Il problema, qualcuno potrebbe dire, sta nella esecuzione del deliberati. Nei condominii che hanno un amministratore, infatti, uno dei compiti principali del mandatario è proprio quello di eseguire le delibere. E quando questi non è presente? Qual è il condomino che può assumere l'iniziativa di portare in esecuzione le decisioni della collettività.

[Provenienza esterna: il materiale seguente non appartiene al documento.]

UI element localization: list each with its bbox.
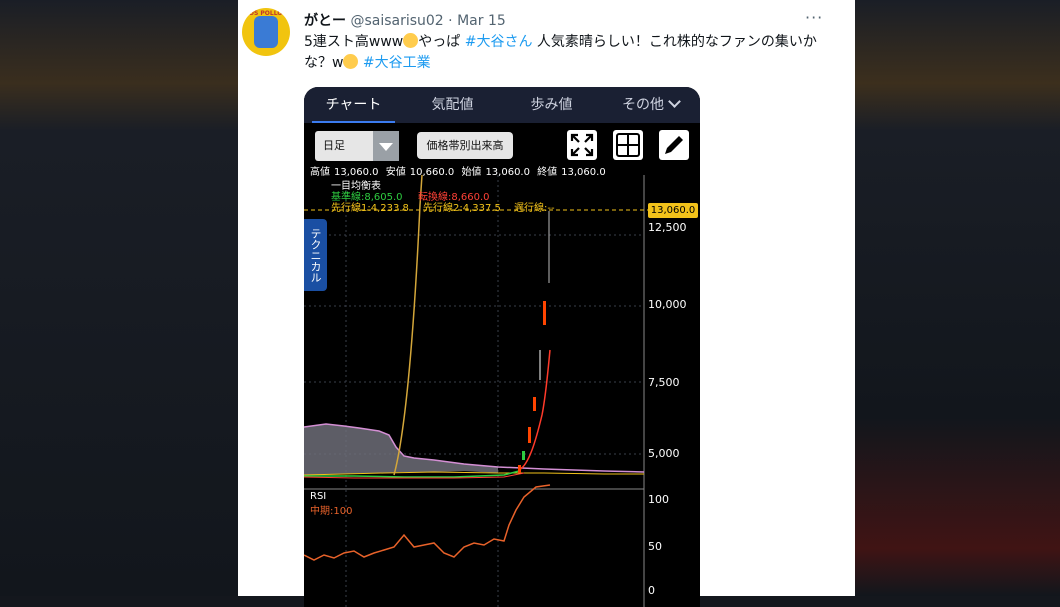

Al riguardo è bene evidenziare che al momento della decisione è consigliabile indicare chi tra i condòmini debba attivarsi per dare seguito alla deliberazione. In assenza di decisioni in merito deve ritenersi che ciascun condomino, quale comproprietario dei beni oggetto d'intervento, abbia potere di rappresentanza dei propri vicini limitatamente alla decisione assunta dall'assemblea.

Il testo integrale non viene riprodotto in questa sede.